According to VMware’s CEO, Paul Maritz, one of the key principles behind their newest offering, Cloud Foundry, is to give developer “the moral, if not technical equivalent of Linux for the cloud”. Their hope is to use an open-source, PaaS framework to give developers the control the need in what Maritz sees as a changing market.
While the CEO is well aware of the challenges that are presented by others that are currently in the same business as VMware – IBM, Oracle, Dell and Microsoft, to name a few – his focus is split to include those competitors that aren’t yet big players. Maritz sees the current way of operating in the cloud as something that is on the way out, as many enterprises are running older code that is getting in their way of moving from VPS or hybrid cloud to a public cloud option.
Maritz sees the current landscape as bringing about a “developer-led revolt against complexity”. VMware sees developers that are frustrated with trying to force middleware and infrastructure together, and have created Cloud Foundry to address the problem.
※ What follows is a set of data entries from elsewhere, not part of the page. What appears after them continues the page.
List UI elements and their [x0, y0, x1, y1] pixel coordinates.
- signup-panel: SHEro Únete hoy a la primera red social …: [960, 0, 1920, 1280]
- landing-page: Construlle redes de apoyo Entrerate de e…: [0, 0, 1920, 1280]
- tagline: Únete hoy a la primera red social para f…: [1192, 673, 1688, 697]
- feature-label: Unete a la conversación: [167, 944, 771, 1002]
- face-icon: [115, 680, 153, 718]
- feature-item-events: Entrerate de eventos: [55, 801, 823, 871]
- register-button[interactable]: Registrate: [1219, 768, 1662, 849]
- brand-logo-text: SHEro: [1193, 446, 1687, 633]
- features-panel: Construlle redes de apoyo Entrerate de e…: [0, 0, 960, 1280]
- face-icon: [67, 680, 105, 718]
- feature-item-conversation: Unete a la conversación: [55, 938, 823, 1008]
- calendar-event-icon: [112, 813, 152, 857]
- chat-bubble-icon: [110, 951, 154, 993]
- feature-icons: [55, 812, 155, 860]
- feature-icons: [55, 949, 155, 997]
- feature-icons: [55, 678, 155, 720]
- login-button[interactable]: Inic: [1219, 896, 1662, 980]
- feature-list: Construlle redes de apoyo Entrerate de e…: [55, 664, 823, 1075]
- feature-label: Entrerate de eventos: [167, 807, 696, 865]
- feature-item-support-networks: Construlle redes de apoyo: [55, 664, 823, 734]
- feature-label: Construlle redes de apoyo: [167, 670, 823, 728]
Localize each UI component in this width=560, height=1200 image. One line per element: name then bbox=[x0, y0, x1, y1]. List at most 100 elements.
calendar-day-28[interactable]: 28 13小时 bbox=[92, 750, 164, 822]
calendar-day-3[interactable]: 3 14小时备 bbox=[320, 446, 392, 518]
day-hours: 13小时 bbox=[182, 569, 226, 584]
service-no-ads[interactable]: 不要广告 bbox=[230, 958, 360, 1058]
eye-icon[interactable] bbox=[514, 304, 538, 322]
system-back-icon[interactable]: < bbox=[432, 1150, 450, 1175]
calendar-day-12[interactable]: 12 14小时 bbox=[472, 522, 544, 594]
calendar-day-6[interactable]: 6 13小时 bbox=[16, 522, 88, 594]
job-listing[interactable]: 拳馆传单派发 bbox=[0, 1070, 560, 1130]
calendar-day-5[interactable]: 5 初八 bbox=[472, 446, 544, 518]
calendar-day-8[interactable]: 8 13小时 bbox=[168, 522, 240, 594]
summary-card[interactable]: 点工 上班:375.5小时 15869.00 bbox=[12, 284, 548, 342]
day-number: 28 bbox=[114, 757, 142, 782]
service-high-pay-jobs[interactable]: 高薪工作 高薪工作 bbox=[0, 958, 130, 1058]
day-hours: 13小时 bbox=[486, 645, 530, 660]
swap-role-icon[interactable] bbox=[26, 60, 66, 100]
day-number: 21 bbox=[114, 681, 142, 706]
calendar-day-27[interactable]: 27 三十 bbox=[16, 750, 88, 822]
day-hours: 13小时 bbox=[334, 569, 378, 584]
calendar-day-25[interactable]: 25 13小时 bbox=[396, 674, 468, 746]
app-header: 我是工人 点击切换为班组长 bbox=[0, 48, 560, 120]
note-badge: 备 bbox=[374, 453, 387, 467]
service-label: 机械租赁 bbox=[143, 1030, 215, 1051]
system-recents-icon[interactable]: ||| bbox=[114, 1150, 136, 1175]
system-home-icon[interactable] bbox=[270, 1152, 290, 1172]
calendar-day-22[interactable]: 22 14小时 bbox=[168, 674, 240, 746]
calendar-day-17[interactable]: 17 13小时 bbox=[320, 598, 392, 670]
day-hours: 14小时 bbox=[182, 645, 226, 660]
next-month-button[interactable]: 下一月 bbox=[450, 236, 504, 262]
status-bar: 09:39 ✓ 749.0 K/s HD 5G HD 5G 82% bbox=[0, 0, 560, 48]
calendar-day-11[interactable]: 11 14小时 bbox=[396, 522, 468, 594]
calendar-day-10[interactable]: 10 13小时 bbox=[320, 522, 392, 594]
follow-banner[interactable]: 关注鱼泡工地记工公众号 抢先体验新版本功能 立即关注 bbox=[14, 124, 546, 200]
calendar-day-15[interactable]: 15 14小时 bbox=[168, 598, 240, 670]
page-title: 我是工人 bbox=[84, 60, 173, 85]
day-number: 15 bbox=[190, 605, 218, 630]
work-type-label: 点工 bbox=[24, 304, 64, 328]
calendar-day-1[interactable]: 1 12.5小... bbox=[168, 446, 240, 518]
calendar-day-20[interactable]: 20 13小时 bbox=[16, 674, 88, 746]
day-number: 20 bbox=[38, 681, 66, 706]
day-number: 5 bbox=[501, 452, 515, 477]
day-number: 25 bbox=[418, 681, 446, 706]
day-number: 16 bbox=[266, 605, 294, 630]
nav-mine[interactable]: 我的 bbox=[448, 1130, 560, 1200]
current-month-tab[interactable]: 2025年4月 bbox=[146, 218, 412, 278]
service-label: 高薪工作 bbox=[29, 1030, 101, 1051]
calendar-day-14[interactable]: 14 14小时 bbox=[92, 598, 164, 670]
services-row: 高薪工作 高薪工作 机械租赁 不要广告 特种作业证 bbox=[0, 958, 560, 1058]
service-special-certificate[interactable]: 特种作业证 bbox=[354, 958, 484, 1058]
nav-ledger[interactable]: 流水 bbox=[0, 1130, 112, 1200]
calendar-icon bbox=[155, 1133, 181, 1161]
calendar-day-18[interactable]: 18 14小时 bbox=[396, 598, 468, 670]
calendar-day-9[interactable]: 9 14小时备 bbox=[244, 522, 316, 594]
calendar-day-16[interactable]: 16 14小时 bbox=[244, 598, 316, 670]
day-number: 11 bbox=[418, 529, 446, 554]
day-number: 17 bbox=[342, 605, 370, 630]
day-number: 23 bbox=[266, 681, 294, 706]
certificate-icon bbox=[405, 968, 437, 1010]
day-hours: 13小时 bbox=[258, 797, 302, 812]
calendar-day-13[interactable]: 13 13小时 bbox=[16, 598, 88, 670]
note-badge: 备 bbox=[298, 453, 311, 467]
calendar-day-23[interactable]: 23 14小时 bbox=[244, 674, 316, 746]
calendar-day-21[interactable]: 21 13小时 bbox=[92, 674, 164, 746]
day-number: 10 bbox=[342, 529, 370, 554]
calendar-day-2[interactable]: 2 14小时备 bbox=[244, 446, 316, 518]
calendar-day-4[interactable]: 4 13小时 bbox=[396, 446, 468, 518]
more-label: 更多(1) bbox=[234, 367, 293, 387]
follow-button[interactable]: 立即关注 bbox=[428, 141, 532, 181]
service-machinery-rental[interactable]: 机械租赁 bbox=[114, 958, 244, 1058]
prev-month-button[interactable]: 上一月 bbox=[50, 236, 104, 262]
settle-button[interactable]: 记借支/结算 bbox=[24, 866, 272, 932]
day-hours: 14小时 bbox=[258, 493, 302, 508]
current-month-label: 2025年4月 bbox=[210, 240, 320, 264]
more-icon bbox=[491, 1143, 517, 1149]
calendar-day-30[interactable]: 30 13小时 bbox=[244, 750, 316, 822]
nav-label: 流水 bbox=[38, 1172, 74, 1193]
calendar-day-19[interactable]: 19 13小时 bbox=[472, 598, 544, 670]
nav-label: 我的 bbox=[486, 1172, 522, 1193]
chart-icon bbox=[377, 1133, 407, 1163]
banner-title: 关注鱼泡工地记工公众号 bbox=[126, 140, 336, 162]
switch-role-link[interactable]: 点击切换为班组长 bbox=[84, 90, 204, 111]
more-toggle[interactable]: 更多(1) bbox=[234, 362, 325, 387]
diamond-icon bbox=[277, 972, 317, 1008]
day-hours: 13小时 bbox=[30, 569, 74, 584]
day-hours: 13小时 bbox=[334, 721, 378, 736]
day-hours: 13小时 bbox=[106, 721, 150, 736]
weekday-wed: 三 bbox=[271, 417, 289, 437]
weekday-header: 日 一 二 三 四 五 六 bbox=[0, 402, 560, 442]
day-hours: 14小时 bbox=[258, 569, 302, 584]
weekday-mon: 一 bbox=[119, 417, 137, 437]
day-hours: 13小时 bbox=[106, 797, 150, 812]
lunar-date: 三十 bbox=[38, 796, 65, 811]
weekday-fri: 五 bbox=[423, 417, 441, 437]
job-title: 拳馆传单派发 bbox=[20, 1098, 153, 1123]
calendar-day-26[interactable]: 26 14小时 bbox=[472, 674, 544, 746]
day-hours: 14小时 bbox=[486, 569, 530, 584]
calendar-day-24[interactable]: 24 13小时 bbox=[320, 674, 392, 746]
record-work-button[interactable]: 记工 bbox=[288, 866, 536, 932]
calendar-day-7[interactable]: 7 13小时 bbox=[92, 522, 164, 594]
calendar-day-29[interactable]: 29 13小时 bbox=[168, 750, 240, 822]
Cloud Foundry is design to provide greater functionality than current PaaS options on the market, which Maritz sees as being hampered by a limited amount of framework support. The Cloud Foundry model is one that is meant to be used by the industry, rather than just by VMware, giving enterprises and developers the ability to make it work as they want it to, not as VMware tells them they should.
The service is currently running a pilot project and is scheduled for launch in 2012. While recruiting developers made pose some challenges, Maritz feels the risk is a calculated one that must be undertaken.